From the darkness of her cave, her glowing red eyes assessed him. “So what is a dead rabbit good for to you, goat boy?”

“I can give it to my aunt for the meat and make gloves or a hat from the fur.”

“You’ve never made anything in your life, boy, but trouble.”

“I can’t do it, but my Aunt Athiel can.”

“You know your aunt can’t take care of you forever,” said Leradien in a voice full of rich, inviting tones. “You should come here and live with me and let me take care of you,” she offered, her voice husky with the want of him. “I can give you fresh rabbit meat every day and you won’t ever need furs. My spider silk will keep you all wrapped up nice and warm, and all cozy.”

“I don’t know,” the boy replied with a different mind. “It seems elves live a long time. My aunt might just take care of me forever.”

“But the other elves don’t want you around. I do,” Leradien said. “And have you ever seen a more beautiful, or desirable, woman than me?”

The boy started to nod his head in ready agreement, but then remembered Rebecca.

“Oh, wait!” he corrected himself. “One.”

Leradien’s red eyes suddenly narrowed sharply and her body tensed. “What?! What do you mean–one? How is that possible? What’s her name?”

“If I tell you, you’ll just kill her.”

“Of course!” she said. “I’m a drow. It’s what we —don't expect me to change.”

“I don’t want you to change.”

“Then tell me who she is. Let me kill her, and I’ll again be the most beautiful, desirable woman of your dreams.”

“I don’t want you to kill her.”

“Then how else am I to eliminate the competition?”

“If you love me,” he challenged, “you won’t kill her.”

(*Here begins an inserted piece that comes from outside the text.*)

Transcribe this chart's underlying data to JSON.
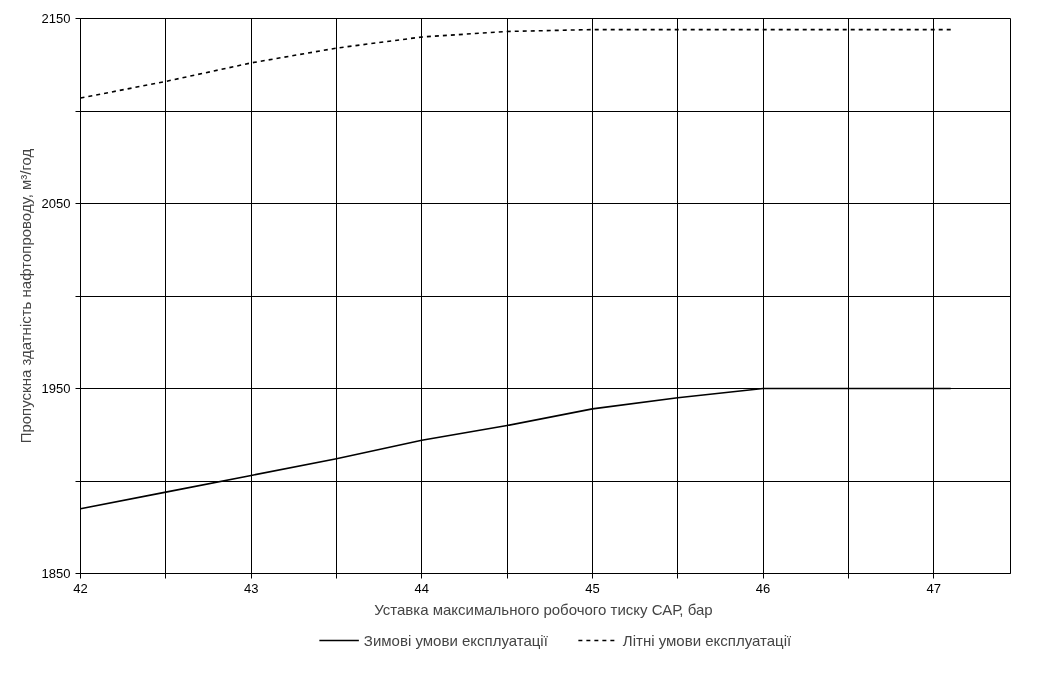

“No! No!” she corrected him. “Where'd you ever think that? If I love you, I should kill her. That way I can have you and she can’t!”

“That’s selfish.”

“If you lived in a cave by yourself, you’d be selfish too, boy. Besides! What makes you think this other girl isn’t also selfish?”

“She doesn’t seem that way, although I don’t rightly know for sure.”

Leradien eyed him and gave a knowing shake of her head.

“She doesn’t even know you exist, does she? How much more selfish can she be than that? So you see? I’m not so bad. How many other girls are willing to kill for you just to prove they love you? I’ll bet she certainly isn’t.”

“No, of course, she isn’t.”

“Then she doesn’t love you.”

“That’s not how the other elves see it.”

Leradien disagreed.

“You know what I think of how Light Elves see things. Besides,” she said. “You’re a satyr. What do you care about how elves see things?”

Dark Elves despised Light Elves for their being above self-gratification. The boy had to admit that while the Light Elves’ attitude in that way seemed admirable; he didn’t want to practice it, either. He just didn’t have much in common with them. The fact was, he had much more in common with the Dark Elf Leradien than anyone else.

“I suppose you’re right, but you’ll also make me your slave,” he said. “And you know what satyrs think of being slaves.”

“How do you know? You might enjoy being my slave. How do you know you won't? Have you ever asked yourself that?"

That did seem a fair question. He took a step closer to see if she'd capture him.